Aurora Vergara, Nidia Góngora, Francia Márquez, Mary Grueso (Colombia), and Amber Henry (United States)
This panel will reflect on how the voices of black, Afro-Colombian, palenquera, and raizal women are represented in the field of arts, politics, community processes, and academia. Participants will talk about the production of images, figures, symbols, and narratives that make it possible to generate knowledge about their past, present, and the production of memory for their future. In terms of methodology, a metaphor of constellations of diasporic routes will be used, built between the roads to the sea and the inter-Andean valleys to weave territories of emancipation and dignity. The goal is to close the activity with analytical codes for institutional, political, and community advocacy.
Friday, August 10 - 9 a.m.
Coliseo El Pueblo, Cali.
Free admission
This performance conference deals with the project carried out by the Argentinian Etcétera collective regarding the neo-extractivist model and its implications for the environment, social health, and human rights. Using projections of images and videos, with humor and satire, this activity invites the audience to learn and provide knowledge about the extractivist mechanism and its consequences. Neo-extractivism is a model of economic development based on looting and appropriation, which was adopted by some South American Governments at the beginning of the 21st century. Its history dates back to the so-called conventional extractivism, a way of accumulating that began more than 500 years ago after the European conquest and colonization of American, African, and Asian territories.
More information: www.neoextractivismo.org
Friday, August 10 - 11 a.m.
Coliseo El Pueblo Cali.
Free admission
Mobile Academy Berlin (MAB) with Hannah Hurtzig (Germany) and Karin Harasser (Austria), Claudia Mosquera, and Maria Victoria Uribe (Colombia)
“You cannot talk about what you cannot see. You must definitely talk about what you cannot know. Narrating, making, and hallucinating in the appropriate ambiguity: that is the way to maintain relations with things and beings that are not present”: Mobile Academy Berlin (MAB).

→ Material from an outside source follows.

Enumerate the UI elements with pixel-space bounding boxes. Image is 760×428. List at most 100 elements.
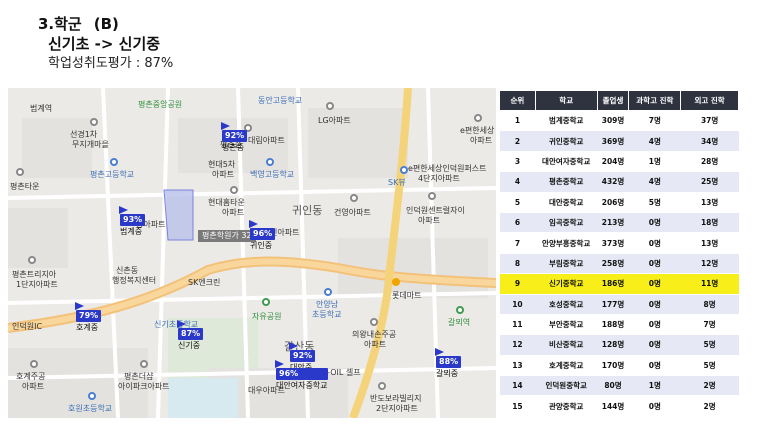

Since 2010, MAB artists and theoreticians have worked on issues related to life sciences and death. This action will weave heterogeneous threads to talk about the future of the dead in the political discourse, history, and science. Maria Victoria Uribe joins in the conversation with her research on images of the dead, while Claudia Mosquera will do the same with her work on the inheritance of slavery in Afro-Colombian culture. Together, they will wonder whether mourning can be considered a way to open the past to the future without forgetting its violent effects on the present. Karin Harasser and Hannah Hurtzig have explored memory relations in Colombia since 2015. In Cali, they will also present the first chapters of “A Chronicle of Some Future Events,” an ongoing project for long-term film viewing.

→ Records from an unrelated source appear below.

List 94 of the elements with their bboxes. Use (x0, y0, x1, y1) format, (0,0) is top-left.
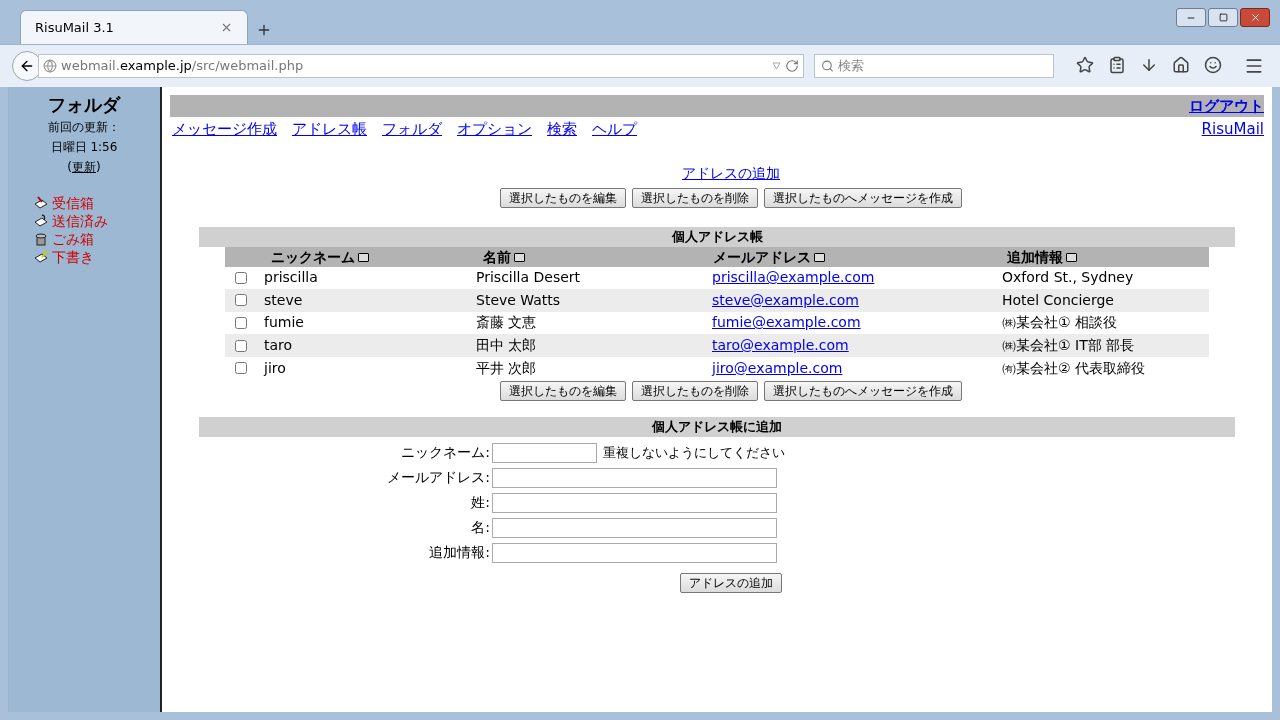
clipboard-icon[interactable] (1108, 56, 1126, 74)
input-field[interactable] (492, 492, 777, 513)
nickname-cell-text: fumie (264, 313, 305, 333)
refresh-link[interactable]: 更新 (72, 158, 96, 176)
menu-link[interactable]: アドレス帳 (292, 118, 367, 141)
row-checkbox[interactable] (235, 271, 247, 284)
close-icon[interactable] (220, 21, 233, 34)
name-cell-text: 斎藤 文恵 (476, 313, 538, 333)
close-icon[interactable] (1249, 12, 1261, 23)
name-cell-text: Priscilla Desert (476, 268, 582, 288)
home-icon[interactable] (1172, 56, 1190, 74)
nickname-cell-text: priscilla (264, 268, 319, 288)
envelope-icon (33, 213, 49, 229)
action-button[interactable]: 選択したものへメッセージを作成 (764, 381, 962, 402)
action-button[interactable]: アドレスの追加 (680, 573, 782, 594)
action-button[interactable]: 選択したものを編集 (500, 187, 626, 208)
sort-icon[interactable] (514, 252, 525, 262)
hint-text: 重複しないようにしてください (603, 444, 785, 463)
name-cell-text: 田中 太郎 (476, 336, 538, 356)
paren-text: ) (96, 159, 101, 176)
brand-link[interactable]: RisuMail (1201, 118, 1264, 141)
nickname-cell-text: jiro (264, 358, 287, 378)
section-header: 個人アドレス帳 (199, 226, 1235, 247)
url-text: webmail.example.jp/src/webmail.php (61, 57, 305, 76)
bookmark-star-icon[interactable] (1076, 56, 1094, 74)
column-header[interactable]: メールアドレス (713, 246, 811, 268)
download-icon[interactable] (1140, 56, 1158, 74)
field-label: 名: (470, 518, 491, 538)
field-label: 姓: (470, 493, 491, 513)
last-update-label: 前回の更新： (48, 119, 120, 136)
trash-can-icon (33, 231, 49, 247)
column-header[interactable]: ニックネーム (271, 246, 355, 268)
action-button[interactable]: 選択したものへメッセージを作成 (764, 187, 962, 208)
paren-text: ( (67, 159, 72, 176)
last-update-time: 日曜日 1:56 (50, 139, 118, 156)
info-cell-text: ㈱某会社① 相談役 (1002, 313, 1118, 333)
sort-icon[interactable] (814, 252, 825, 262)
section-header: 個人アドレス帳に追加 (199, 417, 1235, 438)
menu-link[interactable]: ヘルプ (592, 118, 637, 141)
smiley-icon[interactable] (1204, 56, 1222, 74)
row-checkbox[interactable] (235, 317, 247, 329)
menu-link[interactable]: 検索 (547, 118, 577, 141)
field-label: メールアドレス: (386, 468, 491, 488)
reload-icon[interactable] (785, 59, 799, 73)
nickname-cell-text: steve (264, 290, 304, 310)
email-link[interactable]: taro@example.com (712, 335, 1002, 357)
column-header[interactable]: 追加情報 (1007, 246, 1063, 268)
row-checkbox[interactable] (235, 362, 247, 375)
input-field[interactable] (492, 517, 777, 538)
search-field[interactable]: 検索 (814, 54, 1054, 78)
info-cell-text: Hotel Concierge (1002, 290, 1115, 310)
column-header[interactable]: 名前 (483, 246, 511, 268)
nickname-cell-text: taro (264, 336, 294, 356)
new-tab-icon[interactable] (256, 22, 272, 38)
minimize-button[interactable] (1176, 8, 1206, 27)
add-address-link[interactable]: アドレスの追加 (682, 162, 780, 184)
maximize-icon[interactable] (1218, 13, 1228, 22)
back-icon[interactable] (19, 58, 35, 74)
input-field[interactable] (492, 467, 777, 488)
sort-icon[interactable] (358, 252, 369, 262)
maximize-button[interactable] (1208, 8, 1238, 27)
menu-icon[interactable] (1244, 56, 1264, 76)
menu-link[interactable]: メッセージ作成 (172, 118, 277, 141)
email-link[interactable]: steve@example.com (712, 289, 1002, 311)
action-button[interactable]: 選択したものを削除 (632, 187, 758, 208)
input-field[interactable] (492, 442, 597, 463)
close-button[interactable] (1240, 8, 1270, 27)
email-link[interactable]: fumie@example.com (712, 312, 1002, 334)
info-cell-text: ㈱某会社① IT部 部長 (1002, 336, 1136, 356)
envelope-icon (33, 249, 49, 265)
search-icon (821, 59, 834, 73)
info-cell-text: Oxford St., Sydney (1002, 268, 1135, 288)
info-cell-text: ㈲某会社② 代表取締役 (1002, 358, 1146, 378)
field-label: ニックネーム: (400, 443, 491, 463)
input-field[interactable] (492, 542, 777, 563)
email-link[interactable]: jiro@example.com (712, 357, 1002, 379)
browser-tab[interactable]: RisuMail 3.1 (20, 10, 248, 44)
action-button[interactable]: 選択したものを編集 (500, 381, 626, 402)
name-cell-text: Steve Watts (476, 290, 562, 310)
row-checkbox[interactable] (235, 294, 247, 307)
name-cell-text: 平井 次郎 (476, 358, 538, 378)
email-link[interactable]: priscilla@example.com (712, 267, 1002, 289)
menu-link[interactable]: フォルダ (382, 118, 442, 141)
menu-link[interactable]: オプション (457, 118, 532, 141)
address-bar[interactable]: webmail.example.jp/src/webmail.php (38, 54, 804, 78)
field-label: 追加情報: (428, 543, 491, 563)
search-input[interactable]: 検索 (837, 56, 1047, 76)
row-checkbox[interactable] (235, 339, 247, 352)
sidebar-title: フォルダ (48, 93, 120, 117)
envelope-icon (33, 195, 49, 211)
action-button[interactable]: 選択したものを削除 (632, 381, 758, 402)
globe-icon (43, 59, 57, 73)
logout-link[interactable]: ログアウト (1189, 94, 1264, 118)
sort-icon[interactable] (1066, 252, 1077, 262)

Saturday, August 11 - 11 a.m.
La Tertulia Museum, Collection Building, second floor, Cali.
Free admission
The works of the Yuyachkani theater group are often the result of crisis, a state that is almost permanent for a collective that since its inception, in 1971, has understood theater as a way to dialogue with their own country and time. "Untitled - Mixed Technique" (Sin título- técnica mixta) (2014) is built within the framework of the public hearings of the Commission for Truth and Reconciliation, which is in charge for establishing responsibilities for political violence and human rights violations in Peru, between May 1980 and November 2000. This work suggests setting a memory site where unclassified information is piled up, and in which actors and viewers intervene in the space of action. Rubio will share the process of creation of this piece by expanding on his writing, theatricals, corporealities, scenic behavior, production, among other issues.
Saturday, August 11 - 3 p.m.
Cinemateca La Tertulia, Cali.
Free admission
Lucrecia Martel (Argentina) and Víctor González Urrutia (Colombia)

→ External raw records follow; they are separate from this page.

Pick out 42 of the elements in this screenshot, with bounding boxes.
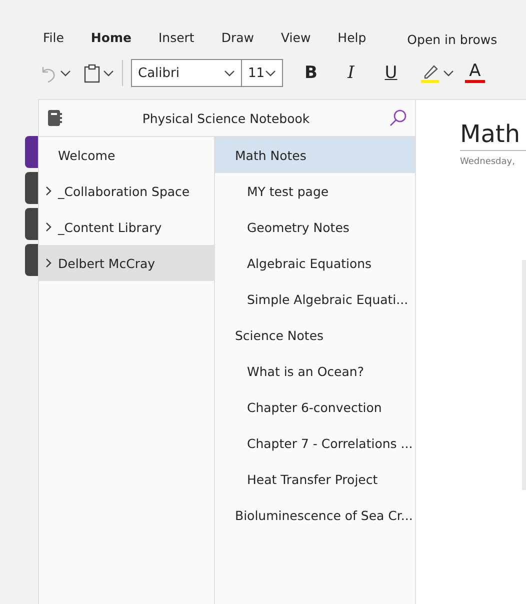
page-item[interactable]: Bioluminescence of Sea Cr... bbox=[215, 497, 415, 533]
page-item[interactable]: Science Notes bbox=[215, 317, 415, 353]
page-date: Wednesday, bbox=[460, 157, 516, 167]
underline-button[interactable]: U bbox=[371, 63, 411, 83]
page-item[interactable]: Simple Algebraic Equati... bbox=[215, 281, 415, 317]
page-title[interactable]: Math bbox=[460, 120, 526, 151]
menu-tab[interactable]: Help bbox=[338, 30, 366, 44]
page-item[interactable]: MY test page bbox=[215, 173, 415, 209]
font-size-dropdown[interactable]: 11 bbox=[242, 60, 282, 86]
page-item[interactable]: Chapter 7 - Correlations ... bbox=[215, 425, 415, 461]
open-in-browser-button[interactable]: Open in brows bbox=[407, 32, 498, 46]
caret-icon bbox=[103, 70, 114, 76]
page-item[interactable]: Math Notes bbox=[215, 137, 415, 173]
page-item[interactable]: Geometry Notes bbox=[215, 209, 415, 245]
search-icon[interactable] bbox=[389, 109, 407, 127]
chevron-down-icon bbox=[265, 70, 276, 76]
chevron-right-icon[interactable] bbox=[45, 258, 52, 268]
notebook-icon[interactable] bbox=[47, 109, 63, 127]
menu-tab[interactable]: Draw bbox=[221, 30, 254, 44]
section-item[interactable]: Delbert McCray bbox=[39, 245, 214, 281]
menu-tab[interactable]: View bbox=[281, 30, 311, 44]
page-item[interactable]: What is an Ocean? bbox=[215, 353, 415, 389]
chevron-right-icon[interactable] bbox=[45, 222, 52, 232]
section-item[interactable]: Welcome bbox=[39, 137, 214, 173]
chevron-right-icon[interactable] bbox=[45, 186, 52, 196]
page-item[interactable]: Heat Transfer Project bbox=[215, 461, 415, 497]
menu-tab[interactable]: File bbox=[43, 30, 64, 44]
page-item[interactable]: Chapter 6-convection bbox=[215, 389, 415, 425]
font-name-dropdown[interactable]: Calibri bbox=[132, 60, 242, 86]
page-item[interactable]: Algebraic Equations bbox=[215, 245, 415, 281]
font-color-button[interactable]: A bbox=[460, 63, 490, 83]
caret-icon bbox=[443, 70, 454, 76]
italic-button[interactable]: I bbox=[331, 63, 371, 83]
clipboard-icon bbox=[83, 63, 101, 83]
caret-icon bbox=[60, 70, 71, 76]
notebook-title: Physical Science Notebook bbox=[141, 110, 311, 126]
chevron-down-icon bbox=[224, 70, 235, 76]
bold-button[interactable]: B bbox=[291, 63, 331, 83]
section-item[interactable]: _Content Library bbox=[39, 209, 214, 245]
menu-tab[interactable]: Insert bbox=[158, 30, 194, 44]
menu-tab[interactable]: Home bbox=[90, 30, 132, 44]
section-item[interactable]: _Collaboration Space bbox=[39, 173, 214, 209]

A dialogue between two seemingly different paths: that of Lucrecia Martel, endorsed by the worldwide circuit of auteur cinema, and that of Víctor González, devoted to a type of audiovisual practice that connects him with increasing strength to his territory.
Sunday, August 12 - 11 a.m.
Cinemateca La Tertulia, Cali.
Free admission
Alabaos Project: We will meet there, without a shadow and without a face
Adriana Ciudad (Peru-Germany) in collaboration with Nidia Góngora and C.S. Prince (Colombia)
An interdisciplinary project that reflects on the mystery of death and the healing power of the Alabaos performed by the Afro-Colombian singers of Timbiquí, Cauca.
Sunday, August 12 - 3 p.m.
La Tertulia Museum, underground room, Cali.